Впоследствии Ленька утверждал, что познакомился с ним в доме одной из еврейских дам. Мне лично показалось тогда, что Гинзберг видит его впервые.
- Андрэй Вознэсэнски пригласил нас. - Ленька указал на меня, оправдывая "нас". - Зыс из май дэр фрэнд - Эдвард Лимонов. Грэйт поэт.
Я пожал протянутую мне влажную руку Гинзберга.
- У нас маленькая проблема, Аллен. Андрей забыл включить наши имена в список.
- Это друзья русского поэта. - Гинзберг взял Леньку за плечо.
Хвостатая и розовощекий заулыбались.
- Идемте, я посажу вас за свой стол. Здесь всего десяток столов, и когда начнут впускать публику, мест мгновенно не будет.
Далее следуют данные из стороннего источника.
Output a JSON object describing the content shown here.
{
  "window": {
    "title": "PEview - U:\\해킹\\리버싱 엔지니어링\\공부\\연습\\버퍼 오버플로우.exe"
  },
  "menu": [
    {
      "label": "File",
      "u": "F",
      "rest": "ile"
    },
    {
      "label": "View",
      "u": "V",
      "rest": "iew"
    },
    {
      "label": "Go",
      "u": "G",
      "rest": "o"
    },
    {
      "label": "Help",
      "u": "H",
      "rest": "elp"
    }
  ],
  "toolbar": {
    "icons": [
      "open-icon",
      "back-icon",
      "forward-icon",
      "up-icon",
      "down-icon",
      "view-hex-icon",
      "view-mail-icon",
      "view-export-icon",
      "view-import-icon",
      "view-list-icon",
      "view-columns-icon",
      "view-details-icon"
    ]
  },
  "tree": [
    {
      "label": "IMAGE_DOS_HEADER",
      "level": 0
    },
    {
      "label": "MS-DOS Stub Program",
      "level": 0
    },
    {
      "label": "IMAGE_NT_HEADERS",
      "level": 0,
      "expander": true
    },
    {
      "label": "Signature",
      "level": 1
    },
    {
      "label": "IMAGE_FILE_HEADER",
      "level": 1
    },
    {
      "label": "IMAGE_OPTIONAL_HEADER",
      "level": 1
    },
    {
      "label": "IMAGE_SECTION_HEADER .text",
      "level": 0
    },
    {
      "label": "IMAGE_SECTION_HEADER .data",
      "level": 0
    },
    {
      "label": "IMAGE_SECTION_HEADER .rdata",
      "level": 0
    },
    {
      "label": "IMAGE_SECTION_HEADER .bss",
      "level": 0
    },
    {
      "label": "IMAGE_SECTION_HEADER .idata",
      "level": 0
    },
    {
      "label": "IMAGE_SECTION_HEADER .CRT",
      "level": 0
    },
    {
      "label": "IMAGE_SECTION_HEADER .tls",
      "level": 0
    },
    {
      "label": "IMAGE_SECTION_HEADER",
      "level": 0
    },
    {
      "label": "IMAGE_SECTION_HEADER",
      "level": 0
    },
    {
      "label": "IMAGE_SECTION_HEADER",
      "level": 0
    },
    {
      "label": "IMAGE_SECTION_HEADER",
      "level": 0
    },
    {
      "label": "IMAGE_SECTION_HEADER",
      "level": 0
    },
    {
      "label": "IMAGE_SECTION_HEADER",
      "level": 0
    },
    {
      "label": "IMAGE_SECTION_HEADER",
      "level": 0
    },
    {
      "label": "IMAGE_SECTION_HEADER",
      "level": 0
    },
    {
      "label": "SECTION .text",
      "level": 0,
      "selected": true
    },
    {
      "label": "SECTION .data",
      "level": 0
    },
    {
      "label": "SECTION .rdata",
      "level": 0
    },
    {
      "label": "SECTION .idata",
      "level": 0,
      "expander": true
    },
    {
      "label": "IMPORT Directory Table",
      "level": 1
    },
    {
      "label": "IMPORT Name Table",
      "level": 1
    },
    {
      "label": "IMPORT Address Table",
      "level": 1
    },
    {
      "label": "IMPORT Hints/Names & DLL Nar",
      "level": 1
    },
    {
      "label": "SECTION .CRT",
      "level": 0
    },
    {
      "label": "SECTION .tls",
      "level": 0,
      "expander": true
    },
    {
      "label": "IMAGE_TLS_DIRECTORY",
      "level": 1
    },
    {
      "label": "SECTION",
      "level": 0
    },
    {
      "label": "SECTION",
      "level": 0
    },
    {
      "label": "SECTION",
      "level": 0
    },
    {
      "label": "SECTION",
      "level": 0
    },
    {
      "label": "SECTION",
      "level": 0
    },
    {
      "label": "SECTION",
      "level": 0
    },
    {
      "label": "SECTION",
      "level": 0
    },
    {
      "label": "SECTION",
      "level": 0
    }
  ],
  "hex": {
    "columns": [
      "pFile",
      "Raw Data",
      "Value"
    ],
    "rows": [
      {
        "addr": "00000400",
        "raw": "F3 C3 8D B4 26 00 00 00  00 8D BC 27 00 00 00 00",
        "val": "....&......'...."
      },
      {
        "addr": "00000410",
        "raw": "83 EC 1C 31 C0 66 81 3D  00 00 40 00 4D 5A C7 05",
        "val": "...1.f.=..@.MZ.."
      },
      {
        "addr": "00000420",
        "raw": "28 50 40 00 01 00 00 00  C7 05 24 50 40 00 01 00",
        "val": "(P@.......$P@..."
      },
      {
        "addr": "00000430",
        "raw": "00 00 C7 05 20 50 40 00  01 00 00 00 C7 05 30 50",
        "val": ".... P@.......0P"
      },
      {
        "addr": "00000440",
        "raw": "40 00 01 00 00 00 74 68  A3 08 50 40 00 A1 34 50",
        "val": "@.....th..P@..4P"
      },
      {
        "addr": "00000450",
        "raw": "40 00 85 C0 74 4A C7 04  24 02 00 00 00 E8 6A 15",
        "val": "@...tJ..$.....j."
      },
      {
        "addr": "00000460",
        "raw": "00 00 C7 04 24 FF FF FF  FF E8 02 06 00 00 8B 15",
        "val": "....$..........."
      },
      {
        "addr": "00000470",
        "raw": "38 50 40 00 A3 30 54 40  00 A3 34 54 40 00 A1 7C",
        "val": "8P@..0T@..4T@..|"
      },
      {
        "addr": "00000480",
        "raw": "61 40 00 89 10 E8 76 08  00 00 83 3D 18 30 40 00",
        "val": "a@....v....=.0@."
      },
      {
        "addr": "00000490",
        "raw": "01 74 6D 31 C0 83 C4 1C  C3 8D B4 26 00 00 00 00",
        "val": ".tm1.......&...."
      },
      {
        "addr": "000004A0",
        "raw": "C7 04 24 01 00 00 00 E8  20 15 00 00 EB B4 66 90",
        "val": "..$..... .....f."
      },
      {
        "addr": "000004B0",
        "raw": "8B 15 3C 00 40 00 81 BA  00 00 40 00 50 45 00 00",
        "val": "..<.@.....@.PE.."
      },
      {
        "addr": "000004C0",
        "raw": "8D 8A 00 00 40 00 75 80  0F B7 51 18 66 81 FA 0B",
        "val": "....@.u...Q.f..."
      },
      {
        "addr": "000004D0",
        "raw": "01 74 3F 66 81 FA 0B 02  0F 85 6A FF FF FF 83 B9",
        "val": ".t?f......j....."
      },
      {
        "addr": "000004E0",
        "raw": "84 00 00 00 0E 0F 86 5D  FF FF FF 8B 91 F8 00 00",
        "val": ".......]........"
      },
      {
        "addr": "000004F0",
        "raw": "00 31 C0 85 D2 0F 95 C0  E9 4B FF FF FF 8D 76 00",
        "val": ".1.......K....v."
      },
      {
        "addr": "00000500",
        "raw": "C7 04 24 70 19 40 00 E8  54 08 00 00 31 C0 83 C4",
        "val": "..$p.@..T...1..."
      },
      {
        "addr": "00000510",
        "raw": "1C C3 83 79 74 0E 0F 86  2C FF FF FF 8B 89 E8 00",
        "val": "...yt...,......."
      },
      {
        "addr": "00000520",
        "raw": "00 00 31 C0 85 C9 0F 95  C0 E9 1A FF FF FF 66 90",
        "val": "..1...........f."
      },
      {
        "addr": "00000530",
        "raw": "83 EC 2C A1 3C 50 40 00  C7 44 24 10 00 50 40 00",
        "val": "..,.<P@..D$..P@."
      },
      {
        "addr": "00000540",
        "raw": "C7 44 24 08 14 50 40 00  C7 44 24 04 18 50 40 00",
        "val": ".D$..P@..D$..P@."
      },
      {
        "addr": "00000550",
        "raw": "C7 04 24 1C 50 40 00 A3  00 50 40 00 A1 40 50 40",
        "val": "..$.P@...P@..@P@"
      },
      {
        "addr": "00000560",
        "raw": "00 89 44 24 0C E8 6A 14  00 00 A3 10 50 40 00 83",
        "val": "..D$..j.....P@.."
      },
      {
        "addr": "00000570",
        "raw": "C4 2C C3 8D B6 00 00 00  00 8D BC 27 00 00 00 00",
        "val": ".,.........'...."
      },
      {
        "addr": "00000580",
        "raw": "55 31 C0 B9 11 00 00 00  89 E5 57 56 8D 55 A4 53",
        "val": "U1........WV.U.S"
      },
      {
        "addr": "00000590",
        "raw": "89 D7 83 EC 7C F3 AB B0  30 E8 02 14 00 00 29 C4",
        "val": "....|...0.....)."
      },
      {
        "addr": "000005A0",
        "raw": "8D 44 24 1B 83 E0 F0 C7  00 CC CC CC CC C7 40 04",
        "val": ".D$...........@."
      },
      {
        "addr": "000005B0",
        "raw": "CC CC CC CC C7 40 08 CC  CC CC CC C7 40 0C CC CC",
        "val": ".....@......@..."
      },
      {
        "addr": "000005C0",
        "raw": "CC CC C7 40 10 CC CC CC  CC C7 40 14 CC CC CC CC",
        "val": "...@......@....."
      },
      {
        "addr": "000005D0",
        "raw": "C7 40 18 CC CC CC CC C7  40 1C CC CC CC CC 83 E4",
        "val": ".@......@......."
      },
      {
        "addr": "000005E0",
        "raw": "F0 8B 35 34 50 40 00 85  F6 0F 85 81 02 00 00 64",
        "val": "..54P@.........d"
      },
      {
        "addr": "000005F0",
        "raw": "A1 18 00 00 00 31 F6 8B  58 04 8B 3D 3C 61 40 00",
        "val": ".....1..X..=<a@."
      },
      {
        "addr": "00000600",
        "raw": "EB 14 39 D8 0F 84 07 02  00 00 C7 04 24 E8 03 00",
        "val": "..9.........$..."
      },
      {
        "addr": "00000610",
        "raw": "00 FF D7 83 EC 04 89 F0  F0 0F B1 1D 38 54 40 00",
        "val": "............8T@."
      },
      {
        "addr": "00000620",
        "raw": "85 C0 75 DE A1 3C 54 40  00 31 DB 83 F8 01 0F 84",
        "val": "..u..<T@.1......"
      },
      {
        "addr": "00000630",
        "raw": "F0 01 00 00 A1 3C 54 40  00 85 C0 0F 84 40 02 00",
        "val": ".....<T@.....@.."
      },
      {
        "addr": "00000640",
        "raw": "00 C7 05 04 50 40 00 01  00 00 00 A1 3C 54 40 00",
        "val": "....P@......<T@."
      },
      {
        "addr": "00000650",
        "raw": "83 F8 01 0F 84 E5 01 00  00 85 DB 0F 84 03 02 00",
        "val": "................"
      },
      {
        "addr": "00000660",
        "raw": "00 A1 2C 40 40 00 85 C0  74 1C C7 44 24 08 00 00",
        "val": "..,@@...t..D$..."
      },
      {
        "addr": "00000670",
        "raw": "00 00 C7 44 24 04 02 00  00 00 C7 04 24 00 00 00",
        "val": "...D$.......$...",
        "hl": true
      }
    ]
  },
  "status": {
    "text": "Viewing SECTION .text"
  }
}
Вслед за сияющей лысиной Гинзберга мы прошли во внутренности щели, к эстраде, и он усадил нас, как мне показалось, за самый выгодный стол. За соседними столами расположились уже зрители. Я отметил пожилую даму в черной шляпке с вуалью, несколько зловещего вида подростка с выведенными белой краской на спине кожаной куртки черепом и костями. Присутствовало и некоторое количество "гуд амэрикэн бойс" - толстошеих, розоволицых, с хорошо промытыми шампунем короткими блестящими шерстяными покровами на головах, с наметившимися, несмотря на крайнюю молодость, брюшками. За самыми ближайшими к сцене столами копошились завсегдатаи: бледные и тонконогие дети Манхэттана - местные punks с Нижнего Ист-Сайда. Дети восточно-европейских эмигрантов - поляков, евреев, украинцев и венгров - целым поколением вошли в панк-движение. Мне они безумно нравились, и я, человек без поколения, с тоской разглядывая их, подумал, что с каким бы восторгом и удовольствием я бы поиграл в их игры, если бы был помоложе. Их девочки - голорукие, тощие шеи торчат из газовых и капроновых облаков, ногти окрашены черным или зеленым лаком, - несомненно вульгарные, были, однако, неотразимо соблазнительны. Бодлеровский, городской порочный секс источали тощие молоденькие сучки большого города. Бледные, полувыбритые черепа. Голубые, белые, зеленые, красные волосы.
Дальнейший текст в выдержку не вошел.